Chile and South Africa put in the necessary time in Brussels in the last few years and have made the required concessions so that they can send as much wine over 15 per cent alcohol as they like to the EU, although in the UK additional excise duty is payable on all wines over 15 per cent alcohol.

The Australians hammered out their bilateral wine agreement 11 years ago, promising to phase out the use of such terms naughtily borrowed from Europe as Burgundy, Chablis and Hermitage. In return, they too can send us their mushrooming category of dry reds over 15 per cent alcohol, but they are supposed to put the words Special Late Harvested on the label somewhere. This is all part of a sub-clause of the original agreement, surely intended for sweet white wines, for wines made from “fresh ripe grapes of which a significant proportion has been desiccated under natural conditions in a manner favouring the concentration of sugars in the berries”.

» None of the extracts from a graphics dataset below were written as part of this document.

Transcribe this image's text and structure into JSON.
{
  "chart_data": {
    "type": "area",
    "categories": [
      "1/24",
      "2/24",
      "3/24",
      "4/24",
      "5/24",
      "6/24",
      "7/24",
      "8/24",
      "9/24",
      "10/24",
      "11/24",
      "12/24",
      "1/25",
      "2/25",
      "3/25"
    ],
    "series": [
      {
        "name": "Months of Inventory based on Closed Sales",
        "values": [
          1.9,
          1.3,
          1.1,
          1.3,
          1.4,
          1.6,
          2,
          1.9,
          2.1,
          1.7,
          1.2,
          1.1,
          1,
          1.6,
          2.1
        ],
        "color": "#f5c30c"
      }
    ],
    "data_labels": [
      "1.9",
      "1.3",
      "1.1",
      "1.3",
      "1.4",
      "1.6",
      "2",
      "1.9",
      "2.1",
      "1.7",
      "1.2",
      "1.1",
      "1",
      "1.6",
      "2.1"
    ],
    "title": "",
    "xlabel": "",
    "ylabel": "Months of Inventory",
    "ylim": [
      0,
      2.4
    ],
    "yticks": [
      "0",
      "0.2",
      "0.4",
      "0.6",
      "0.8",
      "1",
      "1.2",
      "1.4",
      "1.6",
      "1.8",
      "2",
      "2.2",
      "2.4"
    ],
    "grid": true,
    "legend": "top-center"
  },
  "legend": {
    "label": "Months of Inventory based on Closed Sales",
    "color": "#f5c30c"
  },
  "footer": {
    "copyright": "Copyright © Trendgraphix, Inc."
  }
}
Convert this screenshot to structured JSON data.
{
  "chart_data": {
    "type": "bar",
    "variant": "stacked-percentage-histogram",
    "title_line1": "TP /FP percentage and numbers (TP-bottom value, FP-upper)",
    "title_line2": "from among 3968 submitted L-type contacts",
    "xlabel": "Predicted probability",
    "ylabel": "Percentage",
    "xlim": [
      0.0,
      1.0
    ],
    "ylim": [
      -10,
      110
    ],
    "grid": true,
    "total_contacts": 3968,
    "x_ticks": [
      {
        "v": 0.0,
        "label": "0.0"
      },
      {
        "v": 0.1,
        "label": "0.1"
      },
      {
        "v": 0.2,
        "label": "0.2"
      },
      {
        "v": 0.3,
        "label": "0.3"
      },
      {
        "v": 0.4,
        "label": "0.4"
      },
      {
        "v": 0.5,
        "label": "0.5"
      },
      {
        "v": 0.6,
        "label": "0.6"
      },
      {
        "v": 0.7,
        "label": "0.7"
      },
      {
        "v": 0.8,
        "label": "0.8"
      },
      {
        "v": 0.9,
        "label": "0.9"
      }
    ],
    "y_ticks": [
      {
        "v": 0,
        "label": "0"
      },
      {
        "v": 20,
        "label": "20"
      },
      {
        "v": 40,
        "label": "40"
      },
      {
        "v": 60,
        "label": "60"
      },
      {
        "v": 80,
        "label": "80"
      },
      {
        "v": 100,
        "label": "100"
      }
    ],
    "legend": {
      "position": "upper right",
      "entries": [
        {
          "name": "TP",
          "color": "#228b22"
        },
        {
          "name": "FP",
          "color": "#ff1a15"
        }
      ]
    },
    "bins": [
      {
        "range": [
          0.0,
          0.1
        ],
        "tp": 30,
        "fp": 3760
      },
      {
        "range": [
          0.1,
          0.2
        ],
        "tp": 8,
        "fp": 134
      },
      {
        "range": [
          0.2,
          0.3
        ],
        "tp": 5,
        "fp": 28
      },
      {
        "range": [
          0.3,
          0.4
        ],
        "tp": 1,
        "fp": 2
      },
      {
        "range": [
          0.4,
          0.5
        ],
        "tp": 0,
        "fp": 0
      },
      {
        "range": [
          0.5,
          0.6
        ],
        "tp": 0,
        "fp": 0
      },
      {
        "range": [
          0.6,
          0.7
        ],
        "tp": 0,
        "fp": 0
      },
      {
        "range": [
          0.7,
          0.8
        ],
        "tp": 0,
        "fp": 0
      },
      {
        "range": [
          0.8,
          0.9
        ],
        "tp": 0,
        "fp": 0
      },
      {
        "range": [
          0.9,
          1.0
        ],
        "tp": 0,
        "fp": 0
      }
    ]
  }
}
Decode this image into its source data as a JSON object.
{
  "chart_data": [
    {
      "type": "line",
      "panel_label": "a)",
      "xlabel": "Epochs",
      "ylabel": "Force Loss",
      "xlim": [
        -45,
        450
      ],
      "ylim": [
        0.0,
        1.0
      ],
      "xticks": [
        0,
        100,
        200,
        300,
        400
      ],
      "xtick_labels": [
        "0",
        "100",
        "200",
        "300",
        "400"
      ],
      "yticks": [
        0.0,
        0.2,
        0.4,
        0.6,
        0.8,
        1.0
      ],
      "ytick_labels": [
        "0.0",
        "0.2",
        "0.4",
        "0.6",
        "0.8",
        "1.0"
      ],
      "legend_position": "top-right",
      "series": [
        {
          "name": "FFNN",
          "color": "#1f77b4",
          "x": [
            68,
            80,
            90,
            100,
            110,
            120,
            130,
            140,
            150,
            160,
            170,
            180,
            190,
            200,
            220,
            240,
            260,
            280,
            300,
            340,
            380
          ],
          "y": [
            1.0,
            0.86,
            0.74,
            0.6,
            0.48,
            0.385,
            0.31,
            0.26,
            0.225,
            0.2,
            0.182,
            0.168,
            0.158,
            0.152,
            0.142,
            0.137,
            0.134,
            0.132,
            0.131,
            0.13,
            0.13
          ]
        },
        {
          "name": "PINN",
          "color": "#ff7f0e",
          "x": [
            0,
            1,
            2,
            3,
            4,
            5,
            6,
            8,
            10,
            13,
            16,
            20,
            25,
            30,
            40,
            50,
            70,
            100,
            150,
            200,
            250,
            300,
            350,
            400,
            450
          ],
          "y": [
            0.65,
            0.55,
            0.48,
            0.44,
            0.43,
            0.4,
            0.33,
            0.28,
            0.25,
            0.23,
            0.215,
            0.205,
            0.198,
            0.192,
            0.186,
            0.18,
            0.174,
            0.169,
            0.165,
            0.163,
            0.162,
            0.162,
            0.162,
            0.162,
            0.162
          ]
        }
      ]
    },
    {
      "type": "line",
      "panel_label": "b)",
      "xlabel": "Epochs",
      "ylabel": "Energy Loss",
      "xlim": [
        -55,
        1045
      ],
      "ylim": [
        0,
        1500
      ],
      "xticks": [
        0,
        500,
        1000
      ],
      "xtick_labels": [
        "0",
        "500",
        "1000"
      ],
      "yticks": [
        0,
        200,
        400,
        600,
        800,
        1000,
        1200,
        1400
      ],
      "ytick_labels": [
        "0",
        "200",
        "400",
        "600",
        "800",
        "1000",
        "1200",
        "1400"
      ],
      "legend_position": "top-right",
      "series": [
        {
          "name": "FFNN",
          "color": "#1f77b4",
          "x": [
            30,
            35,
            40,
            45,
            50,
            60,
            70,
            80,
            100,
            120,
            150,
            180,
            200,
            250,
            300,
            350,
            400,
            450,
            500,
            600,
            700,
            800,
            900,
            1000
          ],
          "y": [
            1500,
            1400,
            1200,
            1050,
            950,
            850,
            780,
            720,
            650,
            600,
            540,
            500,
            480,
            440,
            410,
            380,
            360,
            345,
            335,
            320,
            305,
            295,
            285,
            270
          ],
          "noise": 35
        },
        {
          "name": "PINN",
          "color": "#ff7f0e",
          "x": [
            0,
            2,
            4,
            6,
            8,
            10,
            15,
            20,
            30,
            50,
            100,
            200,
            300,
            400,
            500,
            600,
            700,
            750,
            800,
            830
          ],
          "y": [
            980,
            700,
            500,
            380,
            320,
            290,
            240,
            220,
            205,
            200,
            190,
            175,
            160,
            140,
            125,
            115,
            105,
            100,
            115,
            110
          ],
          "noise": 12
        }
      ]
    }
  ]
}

One possible solution to the worrying issue of ever more potent wines is to use yeasts which have been genetically engineered to result in wines with the softness that modern winemakers seek but perceptibly lower alcohol levels, but this would be highly contentious.

Some industry observers believe that alcohol levels can be tamed in the vineyard, either by fine-tuning the ratio between bunches and leaves on the vine, or with more precise irrigation regimes. Others seem perfectly happy with the status quo.

According to George Hendry, Napa Valley grower and winemaker, referring to northern Europe’s century-old practice of chaptalisation to boost final alcohol levels, “Bordeaux has to add sugar. We have to add water. We can make the alcohol level whatever we want it to be.”